With the introduction of the pivot function within Spark 1.6.0, I thought I’ll give implementing a simple version of melt a go. Currently it isn’t as flexible as the reshape2 library within R but it already does a pretty good job following the same approach to which the reshape library does it in.

The essential idea behind the code is using flatMap functionality on DataFrame objects to emit multiple rows (observations) per each row in the data frame and remapping the resulting values.

As a simple example, consider the following:

from pyspark.sql import Row

def simple_melt(row):
    # usage: `sqlContext.createDataFrame(df.flatMap(simple_melt))`
    return [Row(A=row[0], B="1", C=row[1]),
            Row(A=row[0], B="2", C=row[2]),
            Row(A=row[0], B="3", C=row[3])]

This will take in each row, and melt it by the first variable for the next 3.

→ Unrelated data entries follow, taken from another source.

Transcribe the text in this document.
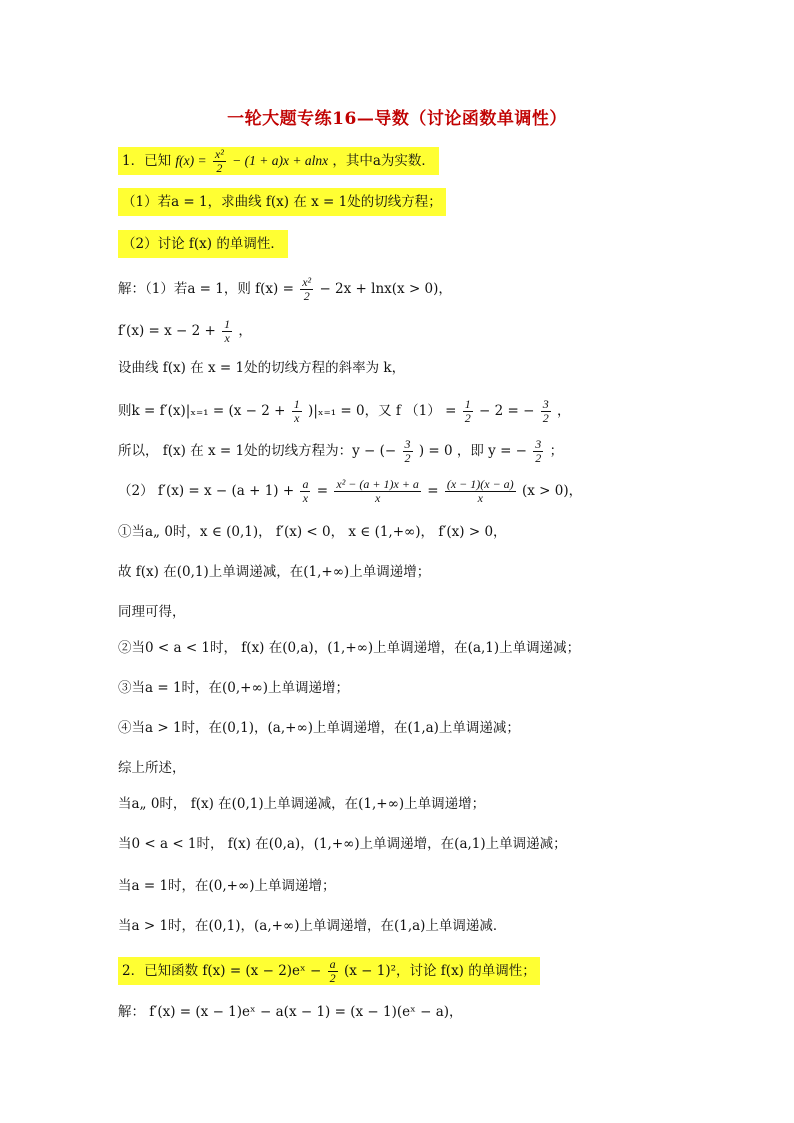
一轮大题专练16—导数（讨论函数单调性）
1．已知 $f(x) = \frac{\text{x²}}{2} - (1 + a)x + alnx$ ，其中a为实数．
（1）若a = 1，求曲线 f(x) 在 x = 1处的切线方程；
（2）讨论 f(x) 的单调性．
解：（1）若a = 1，则 $f(x) = \frac{\text{x²}}{2} - 2x + \ln x(x > 0)$，
$f'(x) = x - 2 + \frac{1}{x}$ ，
设曲线 f(x) 在 x = 1处的切线方程的斜率为 k，
则$k = f'(x)|_{x=1} = (x - 2 + \frac{1}{x} )|_{x=1} = 0$，又 f $(1) = \frac{1}{2} - 2$ = − $\frac{3}{2}$ ，
所以， f(x) 在 x = 1处的切线方程为：y − (− $\frac{3}{2}$ ) = 0 ，即 y = − $\frac{3}{2}$ ；
（2） $f'(x) = x - (a + 1) + \frac{a}{x} = \frac{\text{x² − (a + 1)x + a}}{x} = \frac{(x - 1)(x - a)}{x} (x > 0)$，
①当a„ 0时，x ∈ (0,1)， f′(x) < 0， x ∈ (1,+∞)， f′(x) > 0，
故 f(x) 在(0,1)上单调递减，在(1,+∞)上单调递增；
同理可得，
②当0 < a < 1时， f(x) 在(0,a)，(1,+∞)上单调递增，在(a,1)上单调递减；
③当a = 1时，在(0,+∞)上单调递增；
④当a > 1时，在(0,1)，(a,+∞)上单调递增，在(1,a)上单调递减；
综上所述，
当a„ 0时， f(x) 在(0,1)上单调递减，在(1,+∞)上单调递增；
当0 < a < 1时， f(x) 在(0,a)，(1,+∞)上单调递增，在(a,1)上单调递减；
当a = 1时，在(0,+∞)上单调递增；
当a > 1时，在(0,1)，(a,+∞)上单调递增，在(1,a)上单调递减．
2．已知函数 f(x) = (x − 2)eˣ − $\frac{a}{2} (x - 1)^2$，讨论 f(x) 的单调性；
解： f′(x) = (x − 1)eˣ − a(x − 1) = (x − 1)(eˣ − a)，
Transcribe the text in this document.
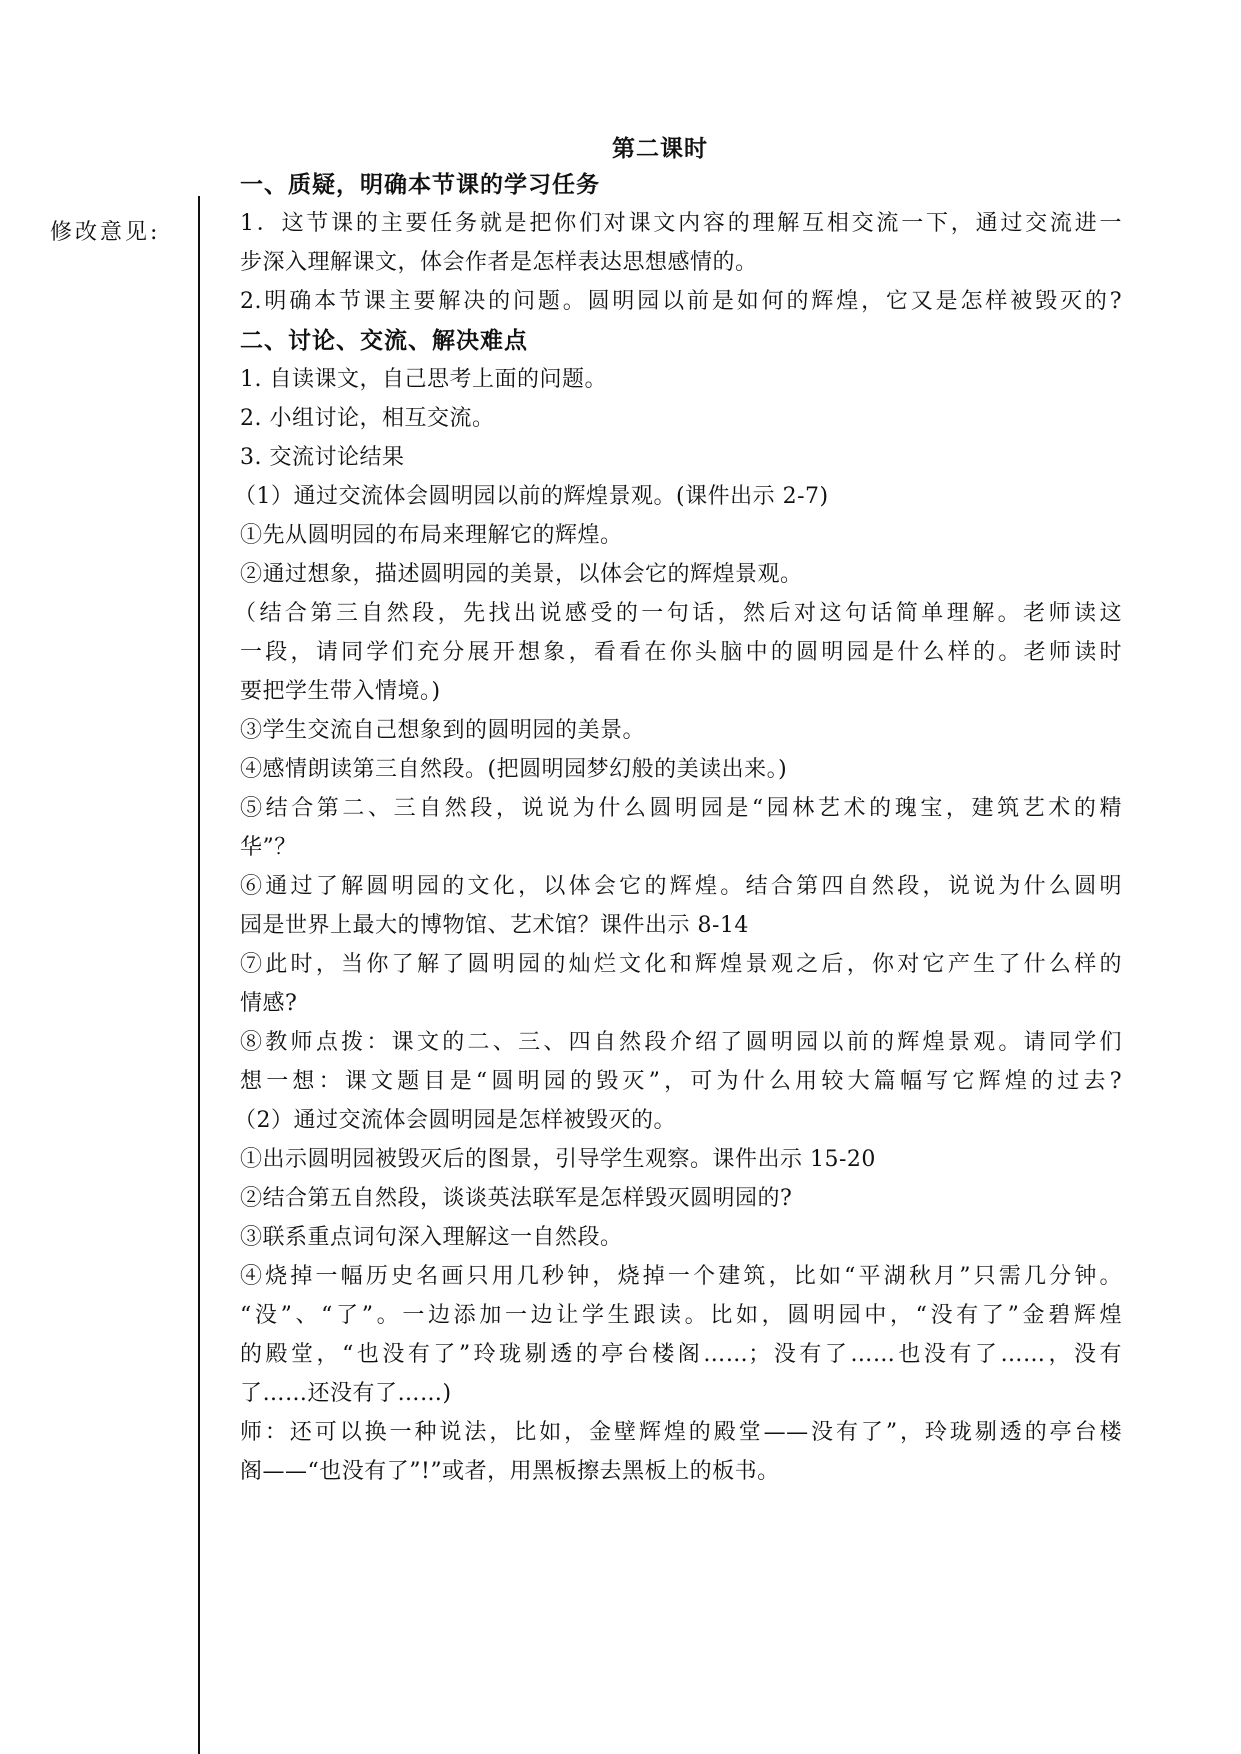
第二课时
修改意见:
一、质疑，明确本节课的学习任务
1．这节课的主要任务就是把你们对课文内容的理解互相交流一下，通过交流进一
步深入理解课文，体会作者是怎样表达思想感情的。
2.明确本节课主要解决的问题。圆明园以前是如何的辉煌，它又是怎样被毁灭的?
二、讨论、交流、解决难点
1. 自读课文，自己思考上面的问题。
2. 小组讨论，相互交流。
3. 交流讨论结果
（1）通过交流体会圆明园以前的辉煌景观。(课件出示 2-7)
①先从圆明园的布局来理解它的辉煌。
②通过想象，描述圆明园的美景，以体会它的辉煌景观。
（结合第三自然段，先找出说感受的一句话，然后对这句话简单理解。老师读这
一段，请同学们充分展开想象，看看在你头脑中的圆明园是什么样的。老师读时
要把学生带入情境。)
③学生交流自己想象到的圆明园的美景。
④感情朗读第三自然段。(把圆明园梦幻般的美读出来。)
⑤结合第二、三自然段，说说为什么圆明园是“园林艺术的瑰宝，建筑艺术的精
华”？
⑥通过了解圆明园的文化，以体会它的辉煌。结合第四自然段，说说为什么圆明
园是世界上最大的博物馆、艺术馆？课件出示 8-14
⑦此时，当你了解了圆明园的灿烂文化和辉煌景观之后，你对它产生了什么样的
情感?
⑧教师点拨：课文的二、三、四自然段介绍了圆明园以前的辉煌景观。请同学们
想一想：课文题目是“圆明园的毁灭”，可为什么用较大篇幅写它辉煌的过去?
（2）通过交流体会圆明园是怎样被毁灭的。
①出示圆明园被毁灭后的图景，引导学生观察。课件出示 15-20
②结合第五自然段，谈谈英法联军是怎样毁灭圆明园的?
③联系重点词句深入理解这一自然段。
④烧掉一幅历史名画只用几秒钟，烧掉一个建筑，比如“平湖秋月”只需几分钟。
“没”、“了”。一边添加一边让学生跟读。比如，圆明园中，“没有了”金碧辉煌
的殿堂，“也没有了”玲珑剔透的亭台楼阁……；没有了……也没有了……，没有
了……还没有了……)
师：还可以换一种说法，比如，金壁辉煌的殿堂——没有了”，玲珑剔透的亭台楼
阁——“也没有了”!”或者，用黑板擦去黑板上的板书。
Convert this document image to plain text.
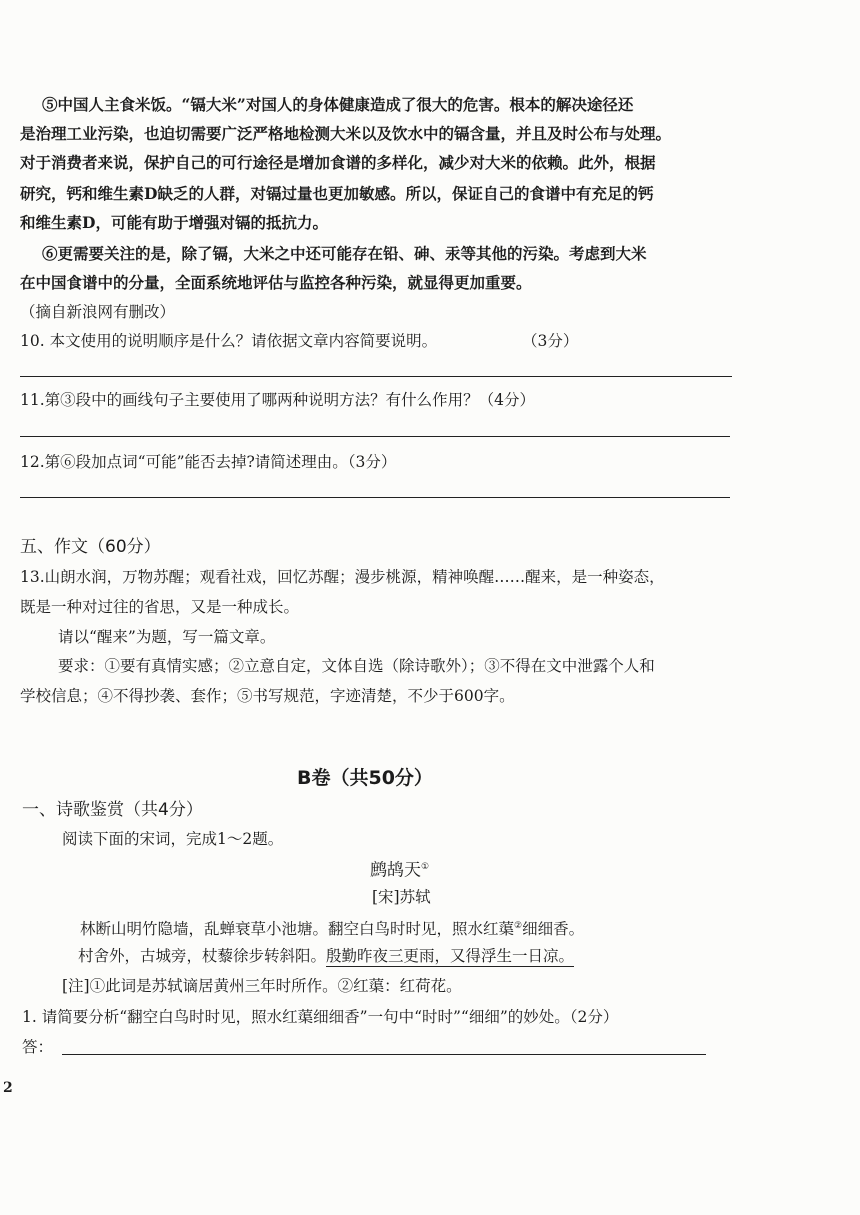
⑤中国人主食米饭。“镉大米”对国人的身体健康造成了很大的危害。根本的解决途径还
是治理工业污染，也迫切需要广泛严格地检测大米以及饮水中的镉含量，并且及时公布与处理。
对于消费者来说，保护自己的可行途径是增加食谱的多样化，减少对大米的依赖。此外，根据
研究，钙和维生素D缺乏的人群，对镉过量也更加敏感。所以，保证自己的食谱中有充足的钙
和维生素D，可能有助于增强对镉的抵抗力。
⑥更需要关注的是，除了镉，大米之中还可能存在铅、砷、汞等其他的污染。考虑到大米
在中国食谱中的分量，全面系统地评估与监控各种污染，就显得更加重要。
（摘自新浪网有删改）
10. 本文使用的说明顺序是什么？请依据文章内容简要说明。	（3分）
11.第③段中的画线句子主要使用了哪两种说明方法？有什么作用？（4分）
12.第⑥段加点词“可能”能否去掉?请简述理由。（3分）
五、作文（60分）
13.山朗水润，万物苏醒；观看社戏，回忆苏醒；漫步桃源，精神唤醒……醒来，是一种姿态，
既是一种对过往的省思，又是一种成长。
请以“醒来”为题，写一篇文章。
要求：①要有真情实感；②立意自定，文体自选（除诗歌外）；③不得在文中泄露个人和
学校信息；④不得抄袭、套作；⑤书写规范，字迹清楚，不少于600字。
B卷（共50分）
一、诗歌鉴赏（共4分）
阅读下面的宋词，完成1～2题。
鹧鸪天①
[宋]苏轼
林断山明竹隐墙，乱蝉衰草小池塘。翻空白鸟时时见，照水红蕖②细细香。
村舍外，古城旁，杖藜徐步转斜阳。殷勤昨夜三更雨，又得浮生一日凉。
[注]①此词是苏轼谪居黄州三年时所作。②红蕖：红荷花。
1. 请简要分析“翻空白鸟时时见，照水红蕖细细香”一句中“时时”“细细”的妙处。（2分）
答：
2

We can generalize this by determining what the field names are for each row object, and selecting the id variables which we want to melt by. This will result in the melt function:

def melt(row, ids, var_name='variable', value_name='value'):
    """takes in a row object and melts it keeping ids the same;
    
    based on this: http://sinhrks.hatenablog.com/entry/2015/04/29/085353
    """
    for id in ids:
        if id not in row.__fields__:
            raise ValueError(id + ": is not found in the list of fields")
    
    row_names = row.__fields__[:]
    variable_fields = set(row_names) - set(ids)
    melted_rows = []
    
    for var in variable_fields:
        curr_var = {}
        for id in ids: 
            curr_var[id] = row[row_names.index(id)] # creates the by ids part
        curr_var[var_name] = var
        curr_var[value_name] = row[row_names.index(var)]
        melted_rows.extend(Row(curr_var))
    return melted_rows

Usage would be:


df_melted = sqlContext.createDataFrame(df.flatMap(lambda row: melt(row, ids=ids)))